Recommendations and Improvements
The Mobile/Rural Health Promoter was first developed in January of 2023 and it is still looking for new innovative ideas to bring the best care possible to the most vulnerable members of the community. In order to improve the quality of care of the clinic, there are five different recommendations that could result in benefits for all patients. Supplies and other purchases can be covered by looking for private grants to cover the costs.
- The creation of a new station focusing on mental health and wellness for migrant farm workers and the hispanic community of the tri-state area. This could be carried out by partnering with Partners Horizon House Inc. which focuses on assertive community treatment. Also, having clinical psychology students from the Philadelphia College of Osteopathic Medicine (PCOM) so that patients can undergo a brief evaluation.
- An expansion to the eyeglasses station, this could potentially include a partnership with the Optometry School of Salus University to provide full eye exams to patients. In terms of reading glasses, new reading charts can be created which will ensure that the patients choose eyewear appropriate for their needs.

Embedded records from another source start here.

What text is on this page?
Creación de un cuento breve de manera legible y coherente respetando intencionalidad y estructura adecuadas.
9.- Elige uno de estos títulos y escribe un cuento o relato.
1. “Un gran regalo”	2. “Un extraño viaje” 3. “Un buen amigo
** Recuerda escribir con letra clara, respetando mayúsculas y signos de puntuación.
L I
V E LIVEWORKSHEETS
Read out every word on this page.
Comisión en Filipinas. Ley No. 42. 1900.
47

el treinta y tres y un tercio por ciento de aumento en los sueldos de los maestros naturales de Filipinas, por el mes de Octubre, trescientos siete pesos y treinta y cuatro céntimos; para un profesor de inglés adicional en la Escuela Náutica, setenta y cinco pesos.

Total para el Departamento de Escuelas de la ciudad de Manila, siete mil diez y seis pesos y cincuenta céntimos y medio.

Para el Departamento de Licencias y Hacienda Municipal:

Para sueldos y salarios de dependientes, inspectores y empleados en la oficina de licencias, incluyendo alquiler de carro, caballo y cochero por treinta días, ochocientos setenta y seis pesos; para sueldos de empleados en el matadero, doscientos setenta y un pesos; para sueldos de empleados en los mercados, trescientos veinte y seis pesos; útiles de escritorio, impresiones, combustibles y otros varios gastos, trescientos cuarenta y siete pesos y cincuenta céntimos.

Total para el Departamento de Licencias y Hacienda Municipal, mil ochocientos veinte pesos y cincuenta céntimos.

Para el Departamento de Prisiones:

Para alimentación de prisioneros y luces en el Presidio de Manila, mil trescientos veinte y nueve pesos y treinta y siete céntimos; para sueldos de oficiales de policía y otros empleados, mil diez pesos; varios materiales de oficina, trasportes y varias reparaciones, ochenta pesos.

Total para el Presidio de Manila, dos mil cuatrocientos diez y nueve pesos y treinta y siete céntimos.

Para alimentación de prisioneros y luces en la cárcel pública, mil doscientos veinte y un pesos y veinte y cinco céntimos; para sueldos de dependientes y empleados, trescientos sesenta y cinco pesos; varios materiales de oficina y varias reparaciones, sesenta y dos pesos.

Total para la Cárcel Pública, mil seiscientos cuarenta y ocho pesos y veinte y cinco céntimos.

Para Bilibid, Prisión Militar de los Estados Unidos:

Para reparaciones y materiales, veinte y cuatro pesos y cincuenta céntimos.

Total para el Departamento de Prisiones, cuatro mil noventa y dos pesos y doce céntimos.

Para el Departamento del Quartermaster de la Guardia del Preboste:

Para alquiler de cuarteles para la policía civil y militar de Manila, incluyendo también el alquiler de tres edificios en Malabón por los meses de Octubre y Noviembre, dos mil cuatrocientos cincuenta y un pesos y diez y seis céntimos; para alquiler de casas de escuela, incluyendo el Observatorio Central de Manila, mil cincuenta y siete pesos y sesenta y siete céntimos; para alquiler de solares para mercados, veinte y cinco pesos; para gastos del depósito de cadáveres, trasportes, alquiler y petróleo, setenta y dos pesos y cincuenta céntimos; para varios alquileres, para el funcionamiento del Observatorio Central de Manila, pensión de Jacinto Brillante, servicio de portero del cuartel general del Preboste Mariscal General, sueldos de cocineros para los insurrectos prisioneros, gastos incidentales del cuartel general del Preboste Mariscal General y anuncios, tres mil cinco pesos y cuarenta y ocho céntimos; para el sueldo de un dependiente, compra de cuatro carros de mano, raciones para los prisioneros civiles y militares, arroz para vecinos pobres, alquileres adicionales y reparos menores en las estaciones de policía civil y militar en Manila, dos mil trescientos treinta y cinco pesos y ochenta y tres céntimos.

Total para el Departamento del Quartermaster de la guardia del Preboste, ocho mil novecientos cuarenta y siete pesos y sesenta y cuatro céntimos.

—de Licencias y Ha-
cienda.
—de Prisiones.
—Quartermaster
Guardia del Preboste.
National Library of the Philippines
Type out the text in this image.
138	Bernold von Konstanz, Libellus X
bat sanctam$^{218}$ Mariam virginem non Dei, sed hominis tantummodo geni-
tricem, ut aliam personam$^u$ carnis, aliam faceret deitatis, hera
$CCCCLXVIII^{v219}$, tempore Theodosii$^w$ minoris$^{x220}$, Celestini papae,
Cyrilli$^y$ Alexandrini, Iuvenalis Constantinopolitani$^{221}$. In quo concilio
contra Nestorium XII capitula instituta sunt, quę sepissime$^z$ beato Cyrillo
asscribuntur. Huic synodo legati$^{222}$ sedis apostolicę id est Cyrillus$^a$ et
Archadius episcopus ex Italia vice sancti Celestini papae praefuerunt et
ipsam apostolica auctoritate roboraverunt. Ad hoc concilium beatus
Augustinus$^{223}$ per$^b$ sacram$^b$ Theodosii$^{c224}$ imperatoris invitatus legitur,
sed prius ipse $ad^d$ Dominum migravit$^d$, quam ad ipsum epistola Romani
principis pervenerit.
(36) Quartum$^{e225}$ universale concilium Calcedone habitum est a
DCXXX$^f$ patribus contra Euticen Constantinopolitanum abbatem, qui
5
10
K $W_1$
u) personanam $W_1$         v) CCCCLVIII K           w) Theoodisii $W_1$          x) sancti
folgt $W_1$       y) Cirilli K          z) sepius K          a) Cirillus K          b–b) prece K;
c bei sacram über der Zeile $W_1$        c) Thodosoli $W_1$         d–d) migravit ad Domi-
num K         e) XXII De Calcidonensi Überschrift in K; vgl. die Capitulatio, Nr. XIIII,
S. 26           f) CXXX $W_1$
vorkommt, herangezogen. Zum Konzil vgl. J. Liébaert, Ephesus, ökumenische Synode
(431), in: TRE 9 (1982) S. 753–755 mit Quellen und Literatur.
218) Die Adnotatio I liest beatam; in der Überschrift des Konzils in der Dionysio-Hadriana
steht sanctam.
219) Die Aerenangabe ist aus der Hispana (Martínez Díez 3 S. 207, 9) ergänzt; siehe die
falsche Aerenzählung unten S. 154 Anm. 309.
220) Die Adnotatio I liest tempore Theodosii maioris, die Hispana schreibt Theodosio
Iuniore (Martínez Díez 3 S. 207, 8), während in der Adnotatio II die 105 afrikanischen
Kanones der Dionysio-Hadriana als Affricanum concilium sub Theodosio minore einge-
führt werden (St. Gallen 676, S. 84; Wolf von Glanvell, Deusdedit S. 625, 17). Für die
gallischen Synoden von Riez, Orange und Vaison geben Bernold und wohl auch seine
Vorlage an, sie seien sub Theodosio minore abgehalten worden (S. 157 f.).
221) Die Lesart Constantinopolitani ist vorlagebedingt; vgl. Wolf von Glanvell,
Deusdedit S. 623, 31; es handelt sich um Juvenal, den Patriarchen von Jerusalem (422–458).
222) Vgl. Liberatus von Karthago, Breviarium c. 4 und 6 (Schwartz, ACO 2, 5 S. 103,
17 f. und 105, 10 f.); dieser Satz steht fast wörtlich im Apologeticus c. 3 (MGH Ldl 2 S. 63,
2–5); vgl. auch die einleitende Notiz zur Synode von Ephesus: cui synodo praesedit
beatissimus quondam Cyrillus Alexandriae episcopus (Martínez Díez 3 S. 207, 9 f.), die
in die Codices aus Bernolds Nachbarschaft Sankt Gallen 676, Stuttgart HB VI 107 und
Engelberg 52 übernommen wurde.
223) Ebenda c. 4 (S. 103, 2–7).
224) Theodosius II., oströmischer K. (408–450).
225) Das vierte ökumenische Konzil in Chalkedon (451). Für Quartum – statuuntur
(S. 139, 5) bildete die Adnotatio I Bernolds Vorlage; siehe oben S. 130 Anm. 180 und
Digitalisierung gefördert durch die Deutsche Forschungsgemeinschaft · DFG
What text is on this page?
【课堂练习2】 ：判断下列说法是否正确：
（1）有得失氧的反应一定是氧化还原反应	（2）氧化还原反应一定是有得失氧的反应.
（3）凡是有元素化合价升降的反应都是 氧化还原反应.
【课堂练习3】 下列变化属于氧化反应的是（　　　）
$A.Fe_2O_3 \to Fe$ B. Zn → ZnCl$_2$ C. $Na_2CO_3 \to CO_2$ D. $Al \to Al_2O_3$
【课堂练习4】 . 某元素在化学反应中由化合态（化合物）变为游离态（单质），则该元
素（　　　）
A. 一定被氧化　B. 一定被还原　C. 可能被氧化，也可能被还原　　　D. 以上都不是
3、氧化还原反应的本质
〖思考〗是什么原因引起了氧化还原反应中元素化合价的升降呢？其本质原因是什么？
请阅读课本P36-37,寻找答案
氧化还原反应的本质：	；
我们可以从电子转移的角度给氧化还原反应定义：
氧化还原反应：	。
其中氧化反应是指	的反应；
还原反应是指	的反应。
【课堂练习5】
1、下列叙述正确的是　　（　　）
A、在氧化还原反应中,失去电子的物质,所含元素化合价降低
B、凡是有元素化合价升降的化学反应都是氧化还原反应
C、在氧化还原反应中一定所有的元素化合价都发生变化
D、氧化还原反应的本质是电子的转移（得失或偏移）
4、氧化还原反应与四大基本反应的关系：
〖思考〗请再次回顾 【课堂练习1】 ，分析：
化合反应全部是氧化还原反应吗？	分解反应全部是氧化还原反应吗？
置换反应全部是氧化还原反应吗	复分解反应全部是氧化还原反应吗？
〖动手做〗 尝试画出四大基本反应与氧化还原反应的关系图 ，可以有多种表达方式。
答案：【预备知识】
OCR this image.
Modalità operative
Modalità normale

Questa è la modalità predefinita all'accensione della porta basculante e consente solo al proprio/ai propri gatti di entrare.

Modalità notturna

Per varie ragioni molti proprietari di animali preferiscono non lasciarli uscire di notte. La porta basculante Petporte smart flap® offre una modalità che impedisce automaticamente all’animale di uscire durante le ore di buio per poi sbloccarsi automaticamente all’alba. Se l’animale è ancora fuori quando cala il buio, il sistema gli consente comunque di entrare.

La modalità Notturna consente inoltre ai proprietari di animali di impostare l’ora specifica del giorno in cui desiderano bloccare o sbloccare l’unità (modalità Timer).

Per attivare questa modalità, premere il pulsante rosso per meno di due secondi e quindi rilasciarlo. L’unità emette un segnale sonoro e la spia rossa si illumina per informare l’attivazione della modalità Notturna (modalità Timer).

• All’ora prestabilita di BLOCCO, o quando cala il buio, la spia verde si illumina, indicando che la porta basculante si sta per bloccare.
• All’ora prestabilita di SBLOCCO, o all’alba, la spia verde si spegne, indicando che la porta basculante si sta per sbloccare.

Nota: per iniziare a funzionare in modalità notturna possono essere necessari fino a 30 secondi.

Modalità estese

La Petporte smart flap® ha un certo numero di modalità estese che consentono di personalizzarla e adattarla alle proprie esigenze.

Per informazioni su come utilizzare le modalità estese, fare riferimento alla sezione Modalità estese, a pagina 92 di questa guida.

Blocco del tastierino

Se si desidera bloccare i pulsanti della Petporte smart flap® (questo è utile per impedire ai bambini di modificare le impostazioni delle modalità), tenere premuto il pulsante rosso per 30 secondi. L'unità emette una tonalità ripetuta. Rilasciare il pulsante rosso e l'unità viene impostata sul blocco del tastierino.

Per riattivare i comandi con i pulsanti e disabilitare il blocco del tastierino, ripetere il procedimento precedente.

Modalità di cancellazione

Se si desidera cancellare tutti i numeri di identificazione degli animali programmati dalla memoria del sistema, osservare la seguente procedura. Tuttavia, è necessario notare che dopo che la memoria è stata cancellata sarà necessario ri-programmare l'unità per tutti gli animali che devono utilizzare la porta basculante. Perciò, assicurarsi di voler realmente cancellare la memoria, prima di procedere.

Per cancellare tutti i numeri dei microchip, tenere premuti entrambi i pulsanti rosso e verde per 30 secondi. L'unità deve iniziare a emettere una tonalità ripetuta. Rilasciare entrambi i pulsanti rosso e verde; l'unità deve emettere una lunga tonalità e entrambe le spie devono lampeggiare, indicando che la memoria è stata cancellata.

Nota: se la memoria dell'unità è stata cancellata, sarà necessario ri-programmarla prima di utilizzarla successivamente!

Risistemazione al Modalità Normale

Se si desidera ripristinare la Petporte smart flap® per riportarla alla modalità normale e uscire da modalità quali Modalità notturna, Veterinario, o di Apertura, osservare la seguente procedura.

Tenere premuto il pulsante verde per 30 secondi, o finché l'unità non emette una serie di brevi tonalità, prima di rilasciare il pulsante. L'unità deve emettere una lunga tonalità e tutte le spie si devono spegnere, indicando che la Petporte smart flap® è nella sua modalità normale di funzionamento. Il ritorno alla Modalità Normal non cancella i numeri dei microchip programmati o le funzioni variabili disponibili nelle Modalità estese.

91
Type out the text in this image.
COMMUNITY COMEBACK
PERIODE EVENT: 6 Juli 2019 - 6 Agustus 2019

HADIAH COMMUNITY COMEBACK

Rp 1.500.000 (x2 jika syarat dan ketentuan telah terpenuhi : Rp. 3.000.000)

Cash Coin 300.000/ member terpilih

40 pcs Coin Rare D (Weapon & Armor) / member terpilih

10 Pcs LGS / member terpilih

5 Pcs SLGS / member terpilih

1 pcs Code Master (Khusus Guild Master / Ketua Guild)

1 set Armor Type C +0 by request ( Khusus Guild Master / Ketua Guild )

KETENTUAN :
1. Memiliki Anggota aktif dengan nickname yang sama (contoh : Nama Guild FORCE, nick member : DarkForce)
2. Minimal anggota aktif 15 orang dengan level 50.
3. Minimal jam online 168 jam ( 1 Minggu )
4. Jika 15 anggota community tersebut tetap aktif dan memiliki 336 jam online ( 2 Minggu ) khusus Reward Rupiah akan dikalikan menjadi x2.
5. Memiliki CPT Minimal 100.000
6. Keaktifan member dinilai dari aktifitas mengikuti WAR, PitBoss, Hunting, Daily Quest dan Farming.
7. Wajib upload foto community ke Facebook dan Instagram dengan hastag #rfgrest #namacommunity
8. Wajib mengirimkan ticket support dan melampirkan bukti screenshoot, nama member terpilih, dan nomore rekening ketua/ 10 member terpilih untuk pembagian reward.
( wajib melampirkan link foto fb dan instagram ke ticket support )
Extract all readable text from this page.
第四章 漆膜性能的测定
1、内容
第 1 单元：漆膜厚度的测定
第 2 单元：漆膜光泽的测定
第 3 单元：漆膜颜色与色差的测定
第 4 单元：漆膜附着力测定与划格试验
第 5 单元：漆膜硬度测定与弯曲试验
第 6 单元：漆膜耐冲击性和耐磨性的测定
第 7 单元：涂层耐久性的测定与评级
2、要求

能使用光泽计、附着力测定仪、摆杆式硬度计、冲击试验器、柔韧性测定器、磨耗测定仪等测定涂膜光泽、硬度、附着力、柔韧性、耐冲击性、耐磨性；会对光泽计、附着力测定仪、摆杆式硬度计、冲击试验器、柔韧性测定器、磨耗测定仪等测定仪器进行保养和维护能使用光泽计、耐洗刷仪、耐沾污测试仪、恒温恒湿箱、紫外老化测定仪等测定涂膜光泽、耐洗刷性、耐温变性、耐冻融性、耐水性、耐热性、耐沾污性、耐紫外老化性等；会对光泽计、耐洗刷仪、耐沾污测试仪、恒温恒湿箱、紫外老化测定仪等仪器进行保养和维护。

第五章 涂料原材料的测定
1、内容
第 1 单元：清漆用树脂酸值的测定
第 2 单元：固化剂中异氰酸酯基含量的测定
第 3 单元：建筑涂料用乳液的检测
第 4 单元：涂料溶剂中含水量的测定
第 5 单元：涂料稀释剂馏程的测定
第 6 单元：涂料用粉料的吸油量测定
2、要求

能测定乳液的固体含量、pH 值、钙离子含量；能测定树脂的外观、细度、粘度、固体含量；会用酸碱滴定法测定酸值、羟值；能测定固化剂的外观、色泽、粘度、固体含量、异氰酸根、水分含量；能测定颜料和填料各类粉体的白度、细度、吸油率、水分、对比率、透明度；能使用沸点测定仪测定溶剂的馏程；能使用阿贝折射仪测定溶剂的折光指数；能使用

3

- An expansion to the healthy mothers, healthy babies station. This would include the distribution of menstrual pads and tampons, and educational materials on women’s health and wellness.
- Drexel Hope already attends most of the other Health Promoter clinics to provide patients with HIV and Hepatitis C testing. This service can be extended to the Mobile/Rural Health Promoter Clinic in order to properly educate migrant farm workers and the hispanic community on these often overlooked topics.
- Partnership with University of Pennsylvania student-led organization Service-Link. The purpose is to connect the patients to social benefit resources including housing and health insurance in order to mitigate social determinants of health.